Oxfam has, with other civil society organisations, raised concerns that the Pact does not offer any new solutions but will replicate the types of problems that allow tragedies like that at the Belarus border.

The Pact relies on cooperation from neighbouring countries in achieving the EU’s goal of hosting fewer migrants and refugees. Oxfam believes the EU should instead focus on mechanisms that share responsibility for international protection amongst the EU member states.

In 2015, Ireland opted-in to the EU relocation scheme and relocated asylum seekers from Greece. Relocation and other forms of responsibility-sharing mechanisms are key in making the EU’s migration & asylum policy work.

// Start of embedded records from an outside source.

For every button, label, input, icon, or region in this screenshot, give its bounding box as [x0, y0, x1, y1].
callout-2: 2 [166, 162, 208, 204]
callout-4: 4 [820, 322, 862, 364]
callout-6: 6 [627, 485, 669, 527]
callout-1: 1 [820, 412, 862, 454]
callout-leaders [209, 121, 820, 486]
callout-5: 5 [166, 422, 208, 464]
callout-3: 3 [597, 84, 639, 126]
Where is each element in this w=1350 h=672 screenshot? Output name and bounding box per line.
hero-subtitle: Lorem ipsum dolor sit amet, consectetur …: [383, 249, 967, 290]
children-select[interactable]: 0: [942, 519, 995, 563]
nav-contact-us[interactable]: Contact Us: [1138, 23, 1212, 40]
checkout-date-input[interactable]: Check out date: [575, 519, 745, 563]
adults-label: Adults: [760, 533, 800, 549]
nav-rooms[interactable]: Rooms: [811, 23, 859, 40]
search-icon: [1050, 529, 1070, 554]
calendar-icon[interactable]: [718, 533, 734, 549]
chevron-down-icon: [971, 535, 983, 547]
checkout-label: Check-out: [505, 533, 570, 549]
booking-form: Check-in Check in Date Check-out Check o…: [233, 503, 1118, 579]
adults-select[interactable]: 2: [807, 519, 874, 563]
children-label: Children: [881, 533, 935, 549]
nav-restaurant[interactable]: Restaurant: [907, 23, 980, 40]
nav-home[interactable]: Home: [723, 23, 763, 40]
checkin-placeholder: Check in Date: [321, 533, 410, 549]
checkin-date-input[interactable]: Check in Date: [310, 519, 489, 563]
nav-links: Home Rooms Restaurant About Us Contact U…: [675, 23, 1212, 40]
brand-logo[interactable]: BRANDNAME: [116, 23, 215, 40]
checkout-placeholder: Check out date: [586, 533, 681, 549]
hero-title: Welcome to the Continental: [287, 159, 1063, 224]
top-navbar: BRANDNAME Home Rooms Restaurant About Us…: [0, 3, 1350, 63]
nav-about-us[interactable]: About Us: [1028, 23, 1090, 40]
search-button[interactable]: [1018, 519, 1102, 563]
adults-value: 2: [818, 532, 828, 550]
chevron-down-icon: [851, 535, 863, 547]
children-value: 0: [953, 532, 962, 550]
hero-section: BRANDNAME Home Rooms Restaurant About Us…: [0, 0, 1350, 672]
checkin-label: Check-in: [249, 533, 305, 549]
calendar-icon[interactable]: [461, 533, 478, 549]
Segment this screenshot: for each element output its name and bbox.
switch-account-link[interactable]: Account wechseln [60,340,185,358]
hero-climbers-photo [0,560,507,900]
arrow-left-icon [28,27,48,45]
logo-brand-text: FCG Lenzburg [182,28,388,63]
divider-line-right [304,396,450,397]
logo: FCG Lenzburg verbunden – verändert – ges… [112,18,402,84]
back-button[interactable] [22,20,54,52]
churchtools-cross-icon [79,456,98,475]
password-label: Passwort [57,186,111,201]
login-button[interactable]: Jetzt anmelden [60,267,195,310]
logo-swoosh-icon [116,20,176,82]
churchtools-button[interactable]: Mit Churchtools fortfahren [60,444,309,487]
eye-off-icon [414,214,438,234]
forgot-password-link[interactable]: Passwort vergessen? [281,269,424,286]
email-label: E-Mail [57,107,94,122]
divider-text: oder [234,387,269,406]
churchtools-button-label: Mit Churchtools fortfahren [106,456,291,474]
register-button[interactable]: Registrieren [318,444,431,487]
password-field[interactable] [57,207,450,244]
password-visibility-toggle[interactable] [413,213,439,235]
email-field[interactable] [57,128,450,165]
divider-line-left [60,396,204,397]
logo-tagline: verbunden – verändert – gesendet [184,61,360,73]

All EU member states must agree on fair and appropriate arrangements for sharing responsibility, protecting those seeking asylum and hosting them in decent and dignified conditions. Otherwise, the tragic deaths on the EU’s borders will continue.

Jim Clarken is CEO of Oxfam Ireland. Jim is also a Commissioner on the Irish Human Rights and Equality Commission and an Executive Board member of the EU Agency for Fundamental Rights (FRA).